Richard Brautigan's Trout Fishing in America was published the year I was born, and it never made it to the must-read list of my adolescent years. Allison Green, however, spent pages upon pages in her diary writing about Brautigan, and the bucket list that she completes at age thirteen includes meeting this countercultural icon. At forty-seven, Green—a novelist searching for a new creative path, a daughter seeking to understand her familial heritage, a woman examining her progression as a feminist—decides to excavate her relationship to this book. Her journey will be physical and philosophical, for her travels through Idaho seeking the sites seen and described by Brautigan allow for much reflection. In this way, the essays in this book provide critical conduits for insights into Green's fragile and yet precious links to previous generations of her family members as well as her creative and intellectual foundations.

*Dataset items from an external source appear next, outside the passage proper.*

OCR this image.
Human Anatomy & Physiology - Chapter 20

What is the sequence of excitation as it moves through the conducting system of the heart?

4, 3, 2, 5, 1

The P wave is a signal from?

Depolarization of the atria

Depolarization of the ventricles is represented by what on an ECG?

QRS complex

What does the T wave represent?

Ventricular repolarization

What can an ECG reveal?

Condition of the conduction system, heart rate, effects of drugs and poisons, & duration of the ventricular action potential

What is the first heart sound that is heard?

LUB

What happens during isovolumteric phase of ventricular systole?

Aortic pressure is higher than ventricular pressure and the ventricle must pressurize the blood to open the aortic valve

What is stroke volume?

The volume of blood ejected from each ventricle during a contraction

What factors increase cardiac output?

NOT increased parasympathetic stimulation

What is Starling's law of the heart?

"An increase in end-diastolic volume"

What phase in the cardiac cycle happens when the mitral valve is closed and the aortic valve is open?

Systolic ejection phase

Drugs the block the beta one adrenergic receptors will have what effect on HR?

The journey is fascinating, and readers will find themselves recognizing the author's desire to understand how she become who she is by reflecting on the seminal ideas and experiences of her life.
Many of the sixty-plus essays in The Ghosts Who Travel with Me: A Literary Pilgrimage through Brautigan's America involve long car trips, and the fast-paced prose accentuates the notion of movement. Green's family hails from Idaho, and so the trip to Brautigan's old haunts brings the author to hauntingly familiar places. "As much as I like traveling somewhere new," explains Green, "I have a tendency to look for exactly what I've just left behind." And so this literary pilgrimage to uncover why a strong and smart woman loved an author now identified by so many scholars as a misogynist leads her back to Meridian, where her mother grew up, and Cambridge, where her grandparents are buried. Ultimately, she understands "I'd gone to Idaho to invoke a relationship with ancestors both biological and literary."

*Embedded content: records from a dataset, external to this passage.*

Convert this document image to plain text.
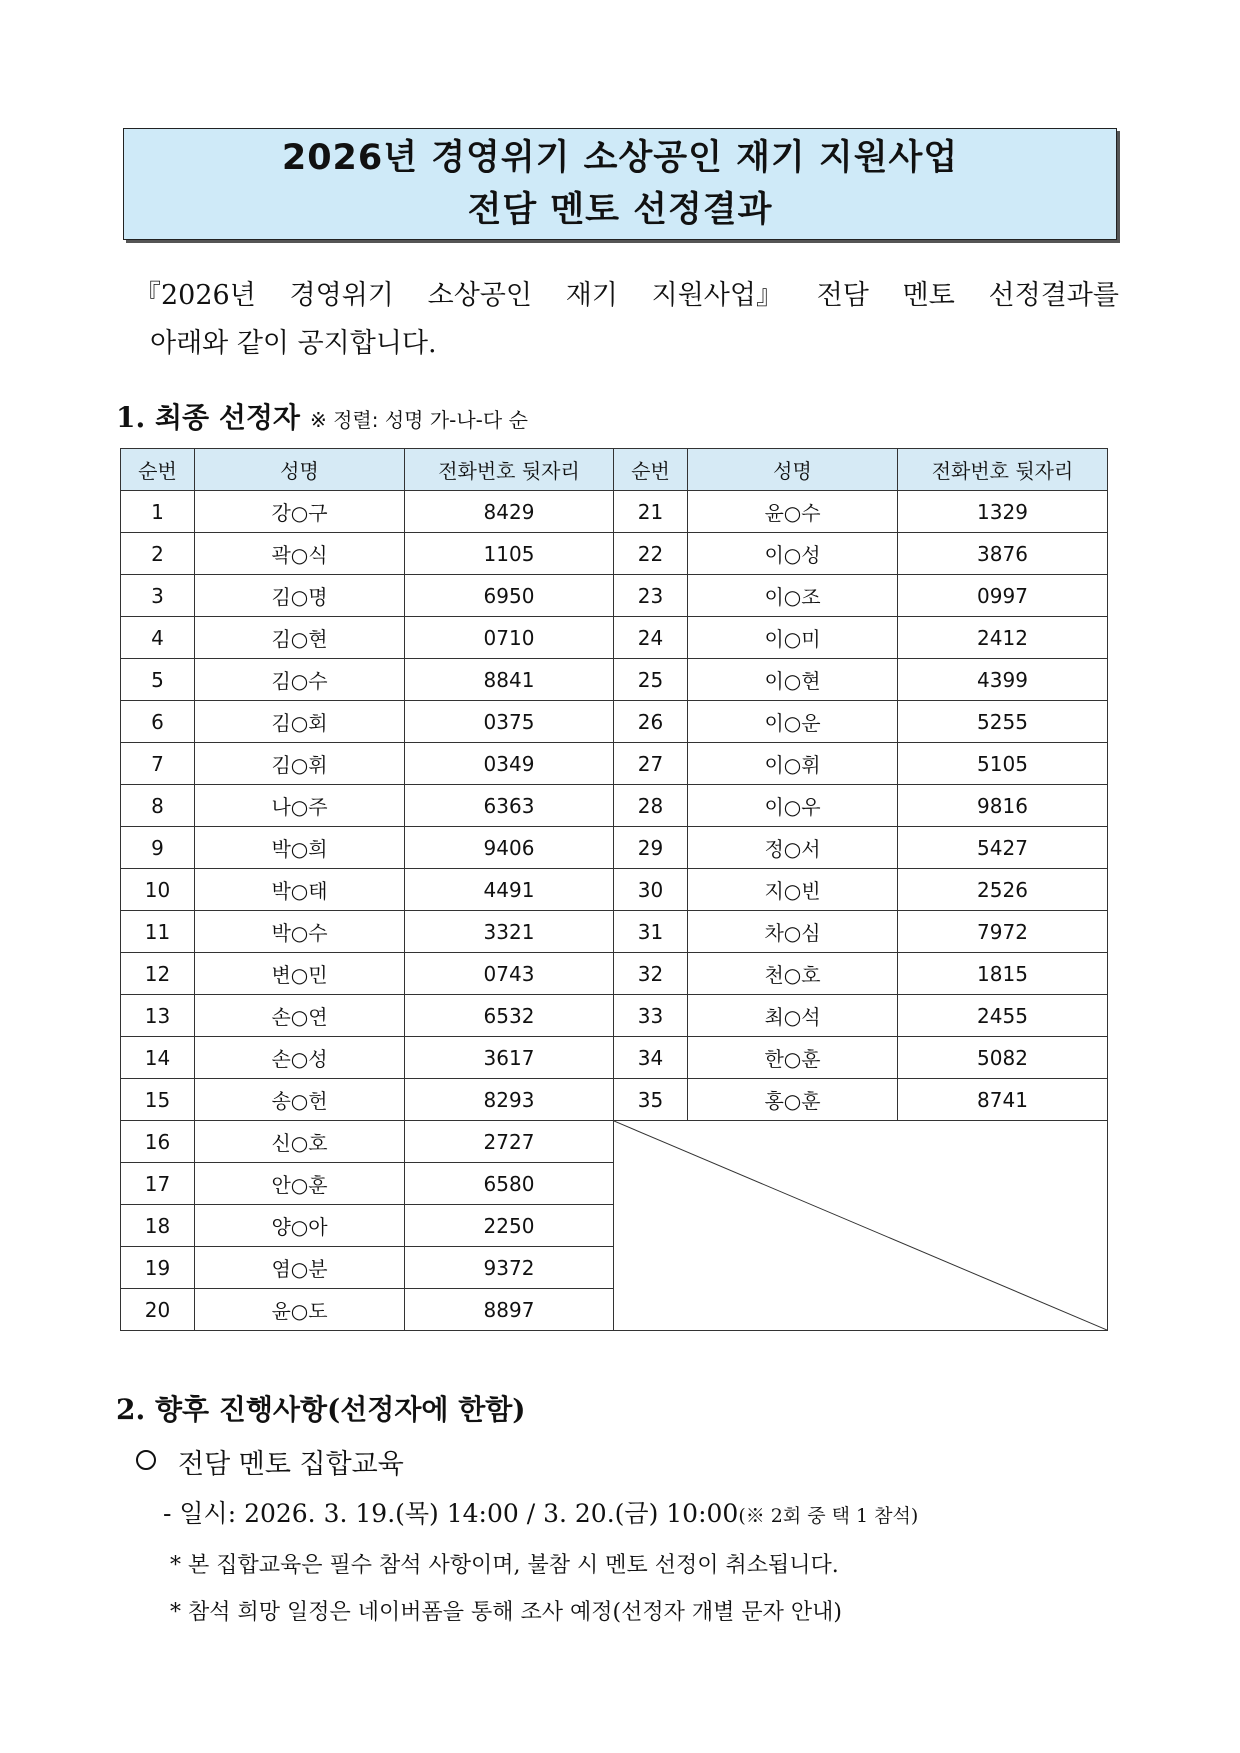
2026년 경영위기 소상공인 재기 지원사업
전담 멘토 선정결과
『2026년 경영위기 소상공인 재기 지원사업』 전담 멘토 선정결과를
아래와 같이 공지합니다.
1. 최종 선정자 ※ 정렬: 성명 가-나-다 순
순번	성명	전화번호 뒷자리	순번	성명	전화번호 뒷자리
1	강○구	8429	21	윤○수	1329
2	곽○식	1105	22	이○성	3876
3	김○명	6950	23	이○조	0997
4	김○현	0710	24	이○미	2412
5	김○수	8841	25	이○현	4399
6	김○회	0375	26	이○운	5255
7	김○휘	0349	27	이○휘	5105
8	나○주	6363	28	이○우	9816
9	박○희	9406	29	정○서	5427
10	박○태	4491	30	지○빈	2526
11	박○수	3321	31	차○심	7972
12	변○민	0743	32	천○호	1815
13	손○연	6532	33	최○석	2455
14	손○성	3617	34	한○훈	5082
15	송○헌	8293	35	홍○훈	8741
16	신○호	2727	

17	안○훈	6580			
18	양○아	2250			
19	염○분	9372			
20	윤○도	8897			
2. 향후 진행사항(선정자에 한함)
전담 멘토 집합교육
- 일시: 2026. 3. 19.(목) 14:00 / 3. 20.(금) 10:00(※ 2회 중 택 1 참석)
* 본 집합교육은 필수 참석 사항이며, 불참 시 멘토 선정이 취소됩니다.
* 참석 희망 일정은 네이버폼을 통해 조사 예정(선정자 개별 문자 안내)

In some books, the sum of distinct images and ideas brought forth in separate sentences or paragraphs outweigh an overarching storyline. Green recognized this trait in Brautigan, and his style inspired her own creativity:
Brautigan's books offered more than a bohemian world, where pretty women made their poet lovers paintings and wore nothing under their pretty dresses. His books gave me words and sentences, rhythms, a style. He was the first lyrical writer I'd ever read, the first writer more interested in sentences and words than story.
The innovative and imaginative essays in this memoir read like poetry, and I am provoked by their ideas and imagery.

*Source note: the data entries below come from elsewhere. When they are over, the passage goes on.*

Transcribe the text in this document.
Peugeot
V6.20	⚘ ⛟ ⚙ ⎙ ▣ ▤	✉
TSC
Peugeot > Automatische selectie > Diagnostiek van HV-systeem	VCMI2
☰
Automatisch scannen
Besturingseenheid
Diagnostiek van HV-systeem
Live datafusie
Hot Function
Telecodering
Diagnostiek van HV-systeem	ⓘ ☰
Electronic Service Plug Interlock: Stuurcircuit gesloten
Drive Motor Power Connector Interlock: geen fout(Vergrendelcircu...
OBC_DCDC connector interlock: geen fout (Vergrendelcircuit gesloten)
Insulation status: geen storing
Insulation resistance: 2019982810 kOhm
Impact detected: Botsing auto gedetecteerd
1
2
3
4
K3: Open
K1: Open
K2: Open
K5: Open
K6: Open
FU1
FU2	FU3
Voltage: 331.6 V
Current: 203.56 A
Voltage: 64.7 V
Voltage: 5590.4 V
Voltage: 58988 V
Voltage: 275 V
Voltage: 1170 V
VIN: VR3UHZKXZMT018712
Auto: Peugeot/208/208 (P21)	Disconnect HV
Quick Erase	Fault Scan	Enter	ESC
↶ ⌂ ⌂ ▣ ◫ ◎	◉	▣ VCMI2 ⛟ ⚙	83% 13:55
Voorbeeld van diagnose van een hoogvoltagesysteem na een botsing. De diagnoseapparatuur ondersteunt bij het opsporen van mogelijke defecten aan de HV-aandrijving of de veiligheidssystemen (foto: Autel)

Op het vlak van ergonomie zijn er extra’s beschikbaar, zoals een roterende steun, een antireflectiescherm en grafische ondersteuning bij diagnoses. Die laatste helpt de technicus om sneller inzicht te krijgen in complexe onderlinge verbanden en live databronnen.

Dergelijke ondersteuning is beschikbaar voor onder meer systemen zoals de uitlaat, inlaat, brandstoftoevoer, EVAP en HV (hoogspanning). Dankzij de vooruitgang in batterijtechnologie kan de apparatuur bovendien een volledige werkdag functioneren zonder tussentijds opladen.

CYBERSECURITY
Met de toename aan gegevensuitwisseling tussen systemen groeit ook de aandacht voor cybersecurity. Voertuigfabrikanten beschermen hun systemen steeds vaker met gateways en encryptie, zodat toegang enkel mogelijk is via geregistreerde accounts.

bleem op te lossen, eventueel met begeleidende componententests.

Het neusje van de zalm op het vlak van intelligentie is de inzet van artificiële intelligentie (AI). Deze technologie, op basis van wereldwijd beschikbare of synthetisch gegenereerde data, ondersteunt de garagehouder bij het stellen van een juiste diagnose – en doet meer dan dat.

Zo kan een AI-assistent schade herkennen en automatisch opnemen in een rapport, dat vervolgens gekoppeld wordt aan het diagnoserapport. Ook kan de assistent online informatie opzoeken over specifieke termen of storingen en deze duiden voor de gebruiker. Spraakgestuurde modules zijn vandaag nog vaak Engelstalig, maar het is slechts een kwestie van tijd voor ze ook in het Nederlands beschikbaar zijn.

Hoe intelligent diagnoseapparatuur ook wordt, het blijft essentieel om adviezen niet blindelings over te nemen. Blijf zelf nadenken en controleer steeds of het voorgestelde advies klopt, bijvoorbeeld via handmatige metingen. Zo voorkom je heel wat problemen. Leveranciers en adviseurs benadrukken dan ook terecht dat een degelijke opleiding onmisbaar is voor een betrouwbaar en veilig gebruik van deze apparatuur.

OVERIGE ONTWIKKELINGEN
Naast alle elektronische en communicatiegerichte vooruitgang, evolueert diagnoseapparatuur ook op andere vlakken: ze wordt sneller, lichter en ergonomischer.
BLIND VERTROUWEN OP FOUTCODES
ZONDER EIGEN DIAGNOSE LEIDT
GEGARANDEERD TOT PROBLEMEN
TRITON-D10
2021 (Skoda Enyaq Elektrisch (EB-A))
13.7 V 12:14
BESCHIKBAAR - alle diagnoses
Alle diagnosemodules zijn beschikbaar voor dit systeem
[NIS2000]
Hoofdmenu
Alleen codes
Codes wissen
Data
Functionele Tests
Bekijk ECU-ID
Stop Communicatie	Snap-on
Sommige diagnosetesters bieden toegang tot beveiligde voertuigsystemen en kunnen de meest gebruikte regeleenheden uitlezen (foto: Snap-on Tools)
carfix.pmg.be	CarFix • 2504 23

Allison Green lives in Seattle, Washington, where she teaches English Composition at Highline College. She earned an MFA from Emerson. She is the author of Half-Moon Scar (published by St. Martin's Press) and has also had her writing published by Calyx, Bellingham Review, Defunct, Zyzzyva, Yes! Magazine, The Commons, Jumpstart, Raven Chronicles, Willow Springs, Teacher's Voice, and Evergreen Chronicles. The city of Seattle awarded her a CityArtist grant in 2010.